Bundesinnenministerin Nancy Faeser löste mit einem Interview eine Debatte darüber aus, ob in Bussen und Bahnen ein Messerverbot gelten sollte. Die SPD-Politikerin sagte unserer Redaktion: "Wir sollten auch über Messerverbote in öffentlichen Verkehrsmitteln - in Bus und Bahn - nachdenken. Wer mit dem Flugzeug reist, darf ja auch kein Messer mitnehmen." Von der Deutschen Bahn kam Unterstützung für den Vorschlag. Die Gewerkschaft der Polizei (GdP) hält ein solches Verbot dagegen für kaum kontrollierbar.
"Wir würden ein landesbehördliches Messerverbot in Zügen und an Bahnhöfen begrüßen.
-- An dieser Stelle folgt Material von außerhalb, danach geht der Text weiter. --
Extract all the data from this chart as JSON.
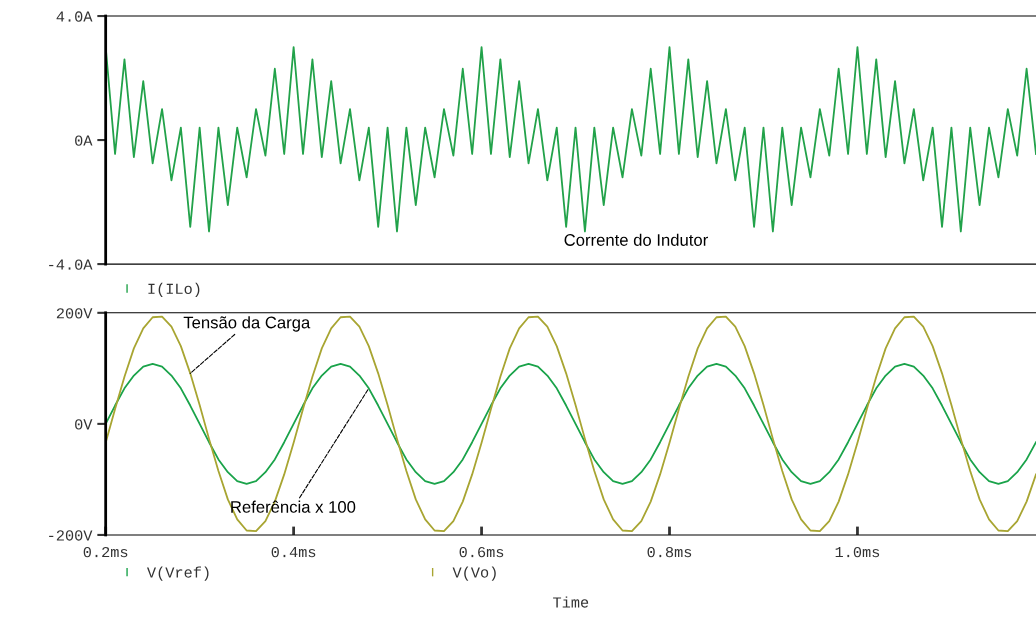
{
  "chart_data": [
    {
      "type": "line",
      "tick_labels": "y",
      "legend": "bottom left",
      "grid": false,
      "annotations": [
        "Corrente do Indutor"
      ],
      "x": [
        0.2,
        0.21,
        0.22,
        0.23,
        0.24,
        0.25,
        0.26,
        0.27,
        0.28,
        0.29,
        0.3,
        0.31,
        0.32,
        0.33,
        0.34,
        0.35,
        0.36,
        0.37,
        0.38,
        0.39,
        0.4,
        0.41,
        0.42,
        0.43,
        0.44,
        0.45,
        0.46,
        0.47,
        0.48,
        0.49,
        0.5,
        0.51,
        0.52,
        0.53,
        0.54,
        0.55,
        0.56,
        0.57,
        0.58,
        0.59,
        0.6,
        0.61,
        0.62,
        0.63,
        0.64,
        0.65,
        0.66,
        0.67,
        0.68,
        0.69,
        0.7,
        0.71,
        0.72,
        0.73,
        0.74,
        0.75,
        0.76,
        0.77,
        0.78,
        0.79,
        0.8,
        0.81,
        0.82,
        0.83,
        0.84,
        0.85,
        0.86,
        0.87,
        0.88,
        0.89,
        0.9,
        0.91,
        0.92,
        0.93,
        0.94,
        0.95,
        0.96,
        0.97,
        0.98,
        0.99,
        1.0,
        1.01,
        1.02,
        1.03,
        1.04,
        1.05,
        1.06,
        1.07,
        1.08,
        1.09,
        1.1,
        1.11,
        1.12,
        1.13,
        1.14,
        1.15,
        1.16,
        1.17,
        1.18,
        1.19
      ],
      "xlim": [
        0.2,
        1.19
      ],
      "ylim": [
        -4,
        4
      ],
      "yticks": [
        {
          "value": -4,
          "label": "-4.0A"
        },
        {
          "value": 0,
          "label": "0A"
        },
        {
          "value": 4,
          "label": "4.0A"
        }
      ],
      "series": [
        {
          "name": "I(ILo)",
          "color": "#22a24a",
          "values": [
            3.0,
            -0.45,
            2.6,
            -0.55,
            1.9,
            -0.75,
            1.0,
            -1.3,
            0.4,
            -2.8,
            0.4,
            -2.95,
            0.4,
            -2.1,
            0.4,
            -1.2,
            1.0,
            -0.5,
            2.3,
            -0.45,
            3.0,
            -0.45,
            2.6,
            -0.55,
            1.9,
            -0.75,
            1.0,
            -1.3,
            0.4,
            -2.8,
            0.4,
            -2.95,
            0.4,
            -2.1,
            0.4,
            -1.2,
            1.0,
            -0.5,
            2.3,
            -0.45,
            3.0,
            -0.45,
            2.6,
            -0.55,
            1.9,
            -0.75,
            1.0,
            -1.3,
            0.4,
            -2.8,
            0.4,
            -2.95,
            0.4,
            -2.1,
            0.4,
            -1.2,
            1.0,
            -0.5,
            2.3,
            -0.45,
            3.0,
            -0.45,
            2.6,
            -0.55,
            1.9,
            -0.75,
            1.0,
            -1.3,
            0.4,
            -2.8,
            0.4,
            -2.95,
            0.4,
            -2.1,
            0.4,
            -1.2,
            1.0,
            -0.5,
            2.3,
            -0.45,
            3.0,
            -0.45,
            2.6,
            -0.55,
            1.9,
            -0.75,
            1.0,
            -1.3,
            0.4,
            -2.8,
            0.4,
            -2.95,
            0.4,
            -2.1,
            0.4,
            -1.2,
            1.0,
            -0.5,
            2.3,
            -0.45
          ]
        }
      ]
    },
    {
      "type": "line",
      "legend": "bottom left",
      "grid": false,
      "xlabel": "Time",
      "annotations": [
        {
          "text": "Tensão da Carga",
          "x": 0.29,
          "y": 91
        },
        {
          "text": "Referência x 100",
          "x": 0.48,
          "y": 64
        }
      ],
      "x": [
        0.2,
        0.21,
        0.22,
        0.23,
        0.24,
        0.25,
        0.26,
        0.27,
        0.28,
        0.29,
        0.3,
        0.31,
        0.32,
        0.33,
        0.34,
        0.35,
        0.36,
        0.37,
        0.38,
        0.39,
        0.4,
        0.41,
        0.42,
        0.43,
        0.44,
        0.45,
        0.46,
        0.47,
        0.48,
        0.49,
        0.5,
        0.51,
        0.52,
        0.53,
        0.54,
        0.55,
        0.56,
        0.57,
        0.58,
        0.59,
        0.6,
        0.61,
        0.62,
        0.63,
        0.64,
        0.65,
        0.66,
        0.67,
        0.68,
        0.69,
        0.7,
        0.71,
        0.72,
        0.73,
        0.74,
        0.75,
        0.76,
        0.77,
        0.78,
        0.79,
        0.8,
        0.81,
        0.82,
        0.83,
        0.84,
        0.85,
        0.86,
        0.87,
        0.88,
        0.89,
        0.9,
        0.91,
        0.92,
        0.93,
        0.94,
        0.95,
        0.96,
        0.97,
        0.98,
        0.99,
        1.0,
        1.01,
        1.02,
        1.03,
        1.04,
        1.05,
        1.06,
        1.07,
        1.08,
        1.09,
        1.1,
        1.11,
        1.12,
        1.13,
        1.14,
        1.15,
        1.16,
        1.17,
        1.18,
        1.19
      ],
      "xlim": [
        0.2,
        1.19
      ],
      "xticks": [
        {
          "value": 0.2,
          "label": "0.2ms"
        },
        {
          "value": 0.4,
          "label": "0.4ms"
        },
        {
          "value": 0.6,
          "label": "0.6ms"
        },
        {
          "value": 0.8,
          "label": "0.8ms"
        },
        {
          "value": 1.0,
          "label": "1.0ms"
        }
      ],
      "ylim": [
        -200,
        200
      ],
      "yticks": [
        {
          "value": -200,
          "label": "-200V"
        },
        {
          "value": 0,
          "label": "0V"
        },
        {
          "value": 200,
          "label": "200V"
        }
      ],
      "series": [
        {
          "name": "V(Vref)",
          "color": "#1aa34a",
          "values": [
            0,
            33,
            64,
            87,
            103,
            108,
            103,
            87,
            64,
            33,
            0,
            -33,
            -64,
            -87,
            -103,
            -108,
            -103,
            -87,
            -64,
            -33,
            0,
            33,
            64,
            87,
            103,
            108,
            103,
            87,
            64,
            33,
            0,
            -33,
            -64,
            -87,
            -103,
            -108,
            -103,
            -87,
            -64,
            -33,
            0,
            33,
            64,
            87,
            103,
            108,
            103,
            87,
            64,
            33,
            0,
            -33,
            -64,
            -87,
            -103,
            -108,
            -103,
            -87,
            -64,
            -33,
            0,
            33,
            64,
            87,
            103,
            108,
            103,
            87,
            64,
            33,
            0,
            -33,
            -64,
            -87,
            -103,
            -108,
            -103,
            -87,
            -64,
            -33,
            0,
            33,
            64,
            87,
            103,
            108,
            103,
            87,
            64,
            33,
            0,
            -33,
            -64,
            -87,
            -103,
            -108,
            -103,
            -87,
            -64,
            -33
          ]
        },
        {
          "name": "V(Vo)",
          "color": "#a8a532",
          "values": [
            -34,
            27,
            85,
            136,
            172,
            192,
            193,
            175,
            140,
            91,
            34,
            -27,
            -85,
            -136,
            -172,
            -192,
            -193,
            -175,
            -140,
            -91,
            -34,
            27,
            85,
            136,
            172,
            192,
            193,
            175,
            140,
            91,
            34,
            -27,
            -85,
            -136,
            -172,
            -192,
            -193,
            -175,
            -140,
            -91,
            -34,
            27,
            85,
            136,
            172,
            192,
            193,
            175,
            140,
            91,
            34,
            -27,
            -85,
            -136,
            -172,
            -192,
            -193,
            -175,
            -140,
            -91,
            -34,
            27,
            85,
            136,
            172,
            192,
            193,
            175,
            140,
            91,
            34,
            -27,
            -85,
            -136,
            -172,
            -192,
            -193,
            -175,
            -140,
            -91,
            -34,
            27,
            85,
            136,
            172,
            192,
            193,
            175,
            140,
            91,
            34,
            -27,
            -85,
            -136,
            -172,
            -192,
            -193,
            -175,
            -140,
            -91
          ]
        }
      ]
    }
  ]
}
Das kann das Risiko von Straftaten minimieren", sagte Hans-Hilmar Rischke, Sicherheitschef der Deutschen Bahn, auf die Aussagen der Ministerin. In Bahnen kam es in den vergangenen Jahren einige Male zu Messerangriffen mit Verletzten und auch Toten.
Die Berliner GdP sieht Probleme bei der Umsetzung: Für flächendeckende und dauerhafte Kontrollen sehe sie keine Kapazität, so Sprecher Benjamin Jendro. Die Forderung ergebe Sinn, lasse sich jedoch bereits in den Beförderungsbedingungen der Deutschen Bahn und anderen Verkehrsunternehmen umsetzen. "Wichtig ist, dass ein solches Verbot dann auch umgesetzt werden kann, wofür sehr personalintensive Kontrollen nötig sind", so der Sprecher.